How do you actually go about feeding information to Watson? How does it learn?
It’s a good question. There are four different types of information that’s fed into Watson. At the base of the pyramid, it’s general information like Wikipedia and Google and general information like that. And a lot of that is general knowledge; and a lot of that is already in place, because we needed that to play Jeopardy! Then the second layer is the medical textbooks and medical journals and vocabularies, and those are fed in as natural-language information. It can be any scanned information or text information because Watson understands natural language. So that information is the second part. It can process text and tables, but it can’t process pictures and videos, but we’re working on that. And then there’s the actual test cases, the information on people with 30 years of cancer treatment history. We feed that into what are called “answer keys.” The fourth layer are new domain-specific information models that are specific protocols and procedures that the health insurance companies will want to feed into Watson.

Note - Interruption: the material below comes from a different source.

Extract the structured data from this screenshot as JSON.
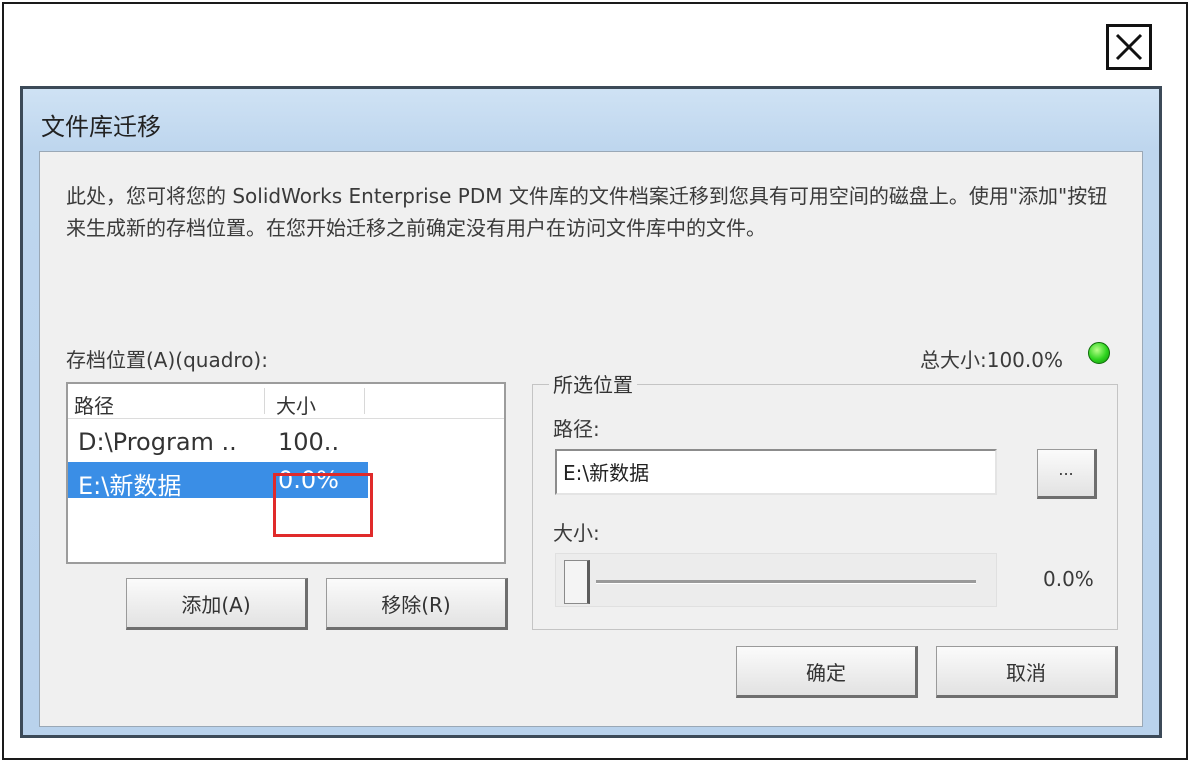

Where do you draw the line? There is an accepted mainstream body of knowledge and accepted treatments for different cancers, and then there are newer things that may be controversial for some reason.
The way we approach it is in two parts. One is the body of knowledge that is already known. But it does not get applied and in context, and often doctors don’t have access to it in context. There are things like cancer treatment guidelines and well-understood things about radiation and effects on different cancers. Call them the known treatment pathways. The second are the emerging treatment pathways, particularly in the area of genomics. That is the one that can get added on. It’s the one our partners are looking at. In about a decade, most cancer treatments are going to shift to genomics-based treatments, rather than chemotherapy-based treatments. There’s a deluge of information about converting the knowledge about DNA into biological knowledge, and then converting that into treatment knowledge. That is the second part of what we’ll be doing.
Do you have other diseases that you think Watson can help treat in the future?
Yes. Diabetes and cardiology, heart problems are next on the horizon. We’ll also be applying Watson in financial services.